A peripheral portion of the polarizable electrodes (20) and (21) is sealed by an insulating sealing member (4) composed of synthetic resin, and this sealing member (4) prevents the electrolyte from leaking out of the cell (2). Ordinarily, the cell (2) comprises two or more horizontally arrayed electric double layer capacitors (1).
When charging, one collector electrode (3) is connected to a positive side of a power source, the other collector electrode (30) is connected to a negative side of a power source, and a dc voltage is applied. Negative ions are attracted to the polarizable electrode (20) connected to the positive-side collector electrode (3), while positive ions are attracted to the polarizable electrode (21) connected to the negative-side collector electrode (3), thereby forming an electric double layer between the polarizable electrodes (3) (30).

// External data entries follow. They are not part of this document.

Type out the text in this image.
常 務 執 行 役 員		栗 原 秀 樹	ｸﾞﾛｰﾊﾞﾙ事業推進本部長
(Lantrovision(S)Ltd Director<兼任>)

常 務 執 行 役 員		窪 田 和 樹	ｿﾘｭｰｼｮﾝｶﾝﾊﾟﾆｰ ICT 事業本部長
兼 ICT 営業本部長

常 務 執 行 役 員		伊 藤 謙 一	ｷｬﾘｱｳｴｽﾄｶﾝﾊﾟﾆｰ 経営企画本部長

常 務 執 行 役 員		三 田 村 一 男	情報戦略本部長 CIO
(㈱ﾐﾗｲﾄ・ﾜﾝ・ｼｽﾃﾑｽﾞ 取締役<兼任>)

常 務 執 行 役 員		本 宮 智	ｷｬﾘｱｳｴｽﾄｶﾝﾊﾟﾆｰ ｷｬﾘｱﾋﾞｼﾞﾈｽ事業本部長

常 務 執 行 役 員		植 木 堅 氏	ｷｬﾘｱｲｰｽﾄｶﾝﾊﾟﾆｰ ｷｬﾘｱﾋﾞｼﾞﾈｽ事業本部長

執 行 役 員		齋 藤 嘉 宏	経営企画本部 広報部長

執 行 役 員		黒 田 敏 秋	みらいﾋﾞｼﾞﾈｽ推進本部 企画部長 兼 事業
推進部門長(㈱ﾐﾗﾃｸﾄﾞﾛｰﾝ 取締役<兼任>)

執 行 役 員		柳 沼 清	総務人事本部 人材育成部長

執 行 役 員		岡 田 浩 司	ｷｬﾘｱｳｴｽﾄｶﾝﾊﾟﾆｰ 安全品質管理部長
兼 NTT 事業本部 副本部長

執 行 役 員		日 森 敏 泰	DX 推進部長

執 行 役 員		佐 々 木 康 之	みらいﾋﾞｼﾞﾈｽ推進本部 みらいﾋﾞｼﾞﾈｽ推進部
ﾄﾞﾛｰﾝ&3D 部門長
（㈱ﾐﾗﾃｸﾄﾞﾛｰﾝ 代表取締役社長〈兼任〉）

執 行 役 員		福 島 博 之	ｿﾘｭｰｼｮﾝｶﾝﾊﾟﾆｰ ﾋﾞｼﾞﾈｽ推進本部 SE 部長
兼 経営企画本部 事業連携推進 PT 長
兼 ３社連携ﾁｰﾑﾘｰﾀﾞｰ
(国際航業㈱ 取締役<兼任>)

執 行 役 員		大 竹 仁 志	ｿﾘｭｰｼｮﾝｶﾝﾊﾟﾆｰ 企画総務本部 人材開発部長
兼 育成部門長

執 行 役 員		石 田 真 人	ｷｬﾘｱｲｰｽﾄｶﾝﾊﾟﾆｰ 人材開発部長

When discharging, the collector electrodes (3) and (30) are electrically connected. The electric charge accumulated in the polarizable electrodes (20) and (21) is discharged.
Alloys containing iron, steel, nickel, and/or chrome, etc., which are conductive, have excellent mechanical strength, and are low-cost, are used for the collector electrodes.
However, there are the following problems with the electric double layer capacitor (1) described above.
The collector electrodes (3) and (30), which are made of alloys, and the sealing member (4), which is made of resin, adhere to one another due to chemical bonding between the resin and oxygen in the natural oxide film on the surface of the collector electrodes (3) and (30).
However, there may be fluctuations in the surface oxidation of alloys made of crystal grains of differing components. Therefore, there is a possibility of the electrolyte impregnated in the polarization electrodes (20) and (21) leaking from portions of weak adherence between the collector electrodes (3) and (30) and the sealing member (4), and of moisture outside the cell (2) entering the inside of the sealing member (4).
Specifically, in the case of non-aqueous electrolytes, entry of moisture from outside causes electrolysis inside the cell (2), leading to a drop in performance as an electric double layer capacitor.
The present invention has as an object to provide an electric double layer capacitor and an electrolyte battery which prevent leaking of the electrolyte and entry of moisture from outside.